Seriously? Seriously. Yegads.
The art is not small, either. One pinup is a 10-foot-by-5-foot mural. I was shocked: Was this a gentleman’s club? What about the children? On my first visit, I was seated in good view of all the pinups. The place was thumpingly loud, and packed wall to wall with twentysomethings clutching both beers and shots, their drinking occasionally interrupted by howls in response to the games broadcast on the many, many televisions.
Photo by Todd Buchanan
I ordered wildly. Gummy maple-glazed pork belly; chili that was a bitter cup of peppers; decent fish and chips (the fries were quite good); a side of virtually raw Brussels sprouts; slow-roasted “pit beef,” the restaurant’s claim to fame, that was so chewy I couldn’t bite through it; and a truly good burger, nicely charred, salty, and flavorful. All around me the “meet market” seethed. When did I get so old and uptight? “Am I turning into Cotton Mather?” I wailed, probably becoming the first person ever to bring up the prominent Puritan famous for his role in the Salem Witch Trials in that bar. “You’re taking it too seriously,” my husband assured me. “There are a lot of sports bars we don’t go to. This will just be one of them.”

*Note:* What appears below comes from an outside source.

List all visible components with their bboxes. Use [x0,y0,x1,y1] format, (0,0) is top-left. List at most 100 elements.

On my next visit, I ordered more. This time the pit beef was tender, but strangely lacking in flavor. The Cuban pit-roasted pork and pit-ham sandwich was quite good, meaty and layered with porky flavor. Unfortunately, I was sitting under a large pinup photo, and I couldn’t stop debating why these images would be in a restaurant. All in all, the food isn’t great, but it isn’t bad. The issue really is whether the Lyndale Tap House is a bar where you would feel comfortable. I think my husband’s suggestion was the best advice: “Just tell people that if they’d be comfortable eating dinner with a copy of FHM or Maxim on the table, it’s for them.”
The Lyndale Tap House
2937 Lyndale Ave.S., Mpls., 612-825-6150
Open Monday–Friday 4 p.m.–2 a.m.; Saturday–Sunday 11 a.m.–2 a.m.